Unfortunately we don't have control over the Signal clients.

You absolutely do; the Signal clients are GPL.

Although anyone can fork and change the Signal clients, if you do so you're not allowed to use the official Signal servers, in other words, you can't communicate with anyone using the official Signal client.

See LibreSignal/LibreSignal#37 (comment)

[sneak]

A common misconception. Changing the clients and publishing a modified/forked client that connects to the official Signal servers is entirely permissible. The client is GPL, and you can put whatever URLs or server hostnames in your fork you wish, including the official Signal servers. Signal has no rights to dictate which lines of code you are required to change in your fork: the whole client is GPL.

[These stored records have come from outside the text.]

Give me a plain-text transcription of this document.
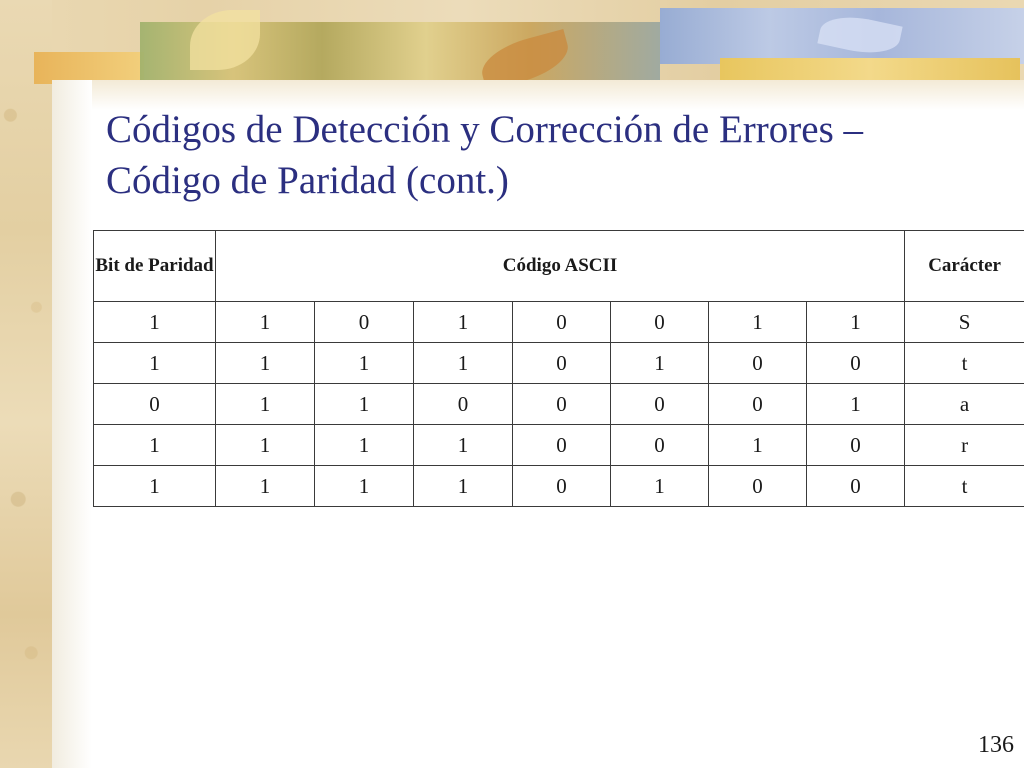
Códigos de Detección y Corrección de Errores –
Código de Paridad (cont.)
Bit de Paridad	Código ASCII							Carácter
1	1	0	1	0	0	1	1	S
1	1	1	1	0	1	0	0	t
0	1	1	0	0	0	0	1	a
1	1	1	1	0	0	1	0	r
1	1	1	1	0	1	0	0	t
136
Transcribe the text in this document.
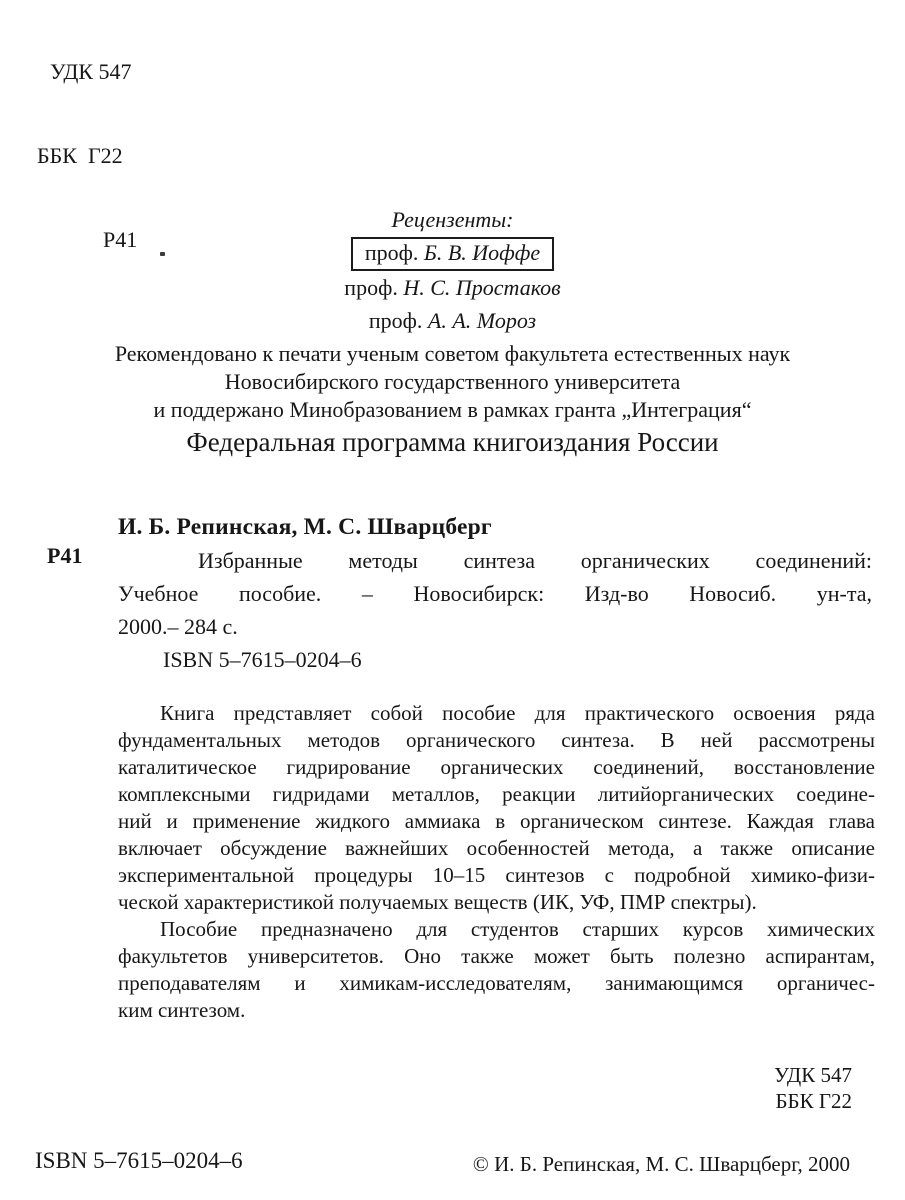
УДК 547

ББК  Г22

Р41

Рецензенты:
проф. Б. В. Иоффе
проф. Н. С. Простаков
проф. А. А. Мороз
Рекомендовано к печати ученым советом факультета естественных наук
Новосибирского государственного университета
и поддержано Минобразованием в рамках гранта „Интеграция“
Федеральная программа книгоиздания России
Р41
И. Б. Репинская, М. С. Шварцберг
Избранные методы синтеза органических соединений:
Учебное пособие. – Новосибирск: Изд-во Новосиб. ун-та,
2000.– 284 с.
ISBN 5–7615–0204–6
Книга представляет собой пособие для практического освоения ряда
фундаментальных методов органического синтеза. В ней рассмотрены
каталитическое гидрирование органических соединений, восстановление
комплексными гидридами металлов, реакции литийорганических соедине-
ний и применение жидкого аммиака в органическом синтезе. Каждая глава
включает обсуждение важнейших особенностей метода, а также описание
экспериментальной процедуры 10–15 синтезов с подробной химико-физи-
ческой характеристикой получаемых веществ (ИК, УФ, ПМР спектры).
Пособие предназначено для студентов старших курсов химических
факультетов университетов. Оно также может быть полезно аспирантам,
преподавателям и химикам-исследователям, занимающимся органичес-
ким синтезом.
УДК 547
ББК Г22
ISBN 5–7615–0204–6	© И. Б. Репинская, М. С. Шварцберг, 2000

The Signal TOS applies to users of the service. The GPL applies to the code.

If Signal has an issue with legitimate Signal users using forked client code, that is an issue between Signal and those users, not a software publisher. It is common these days to conflate software and services, but the Signal TOS for the Signal web service does not apply to the Signal source code, only the GPL does.

The GPL allows you to fork the client, and the GPL allows you to retain the official Signal servers in that forked client.

Imagine if Google said you weren't allowed to visit google.com using Chromium: we'd rightly point that out as preposterous.

[pheki]

I guess you're technically right: legally anyone can modify the client.

Whether users of the fork are welcome in the service and may be banned if detected, though, is another story.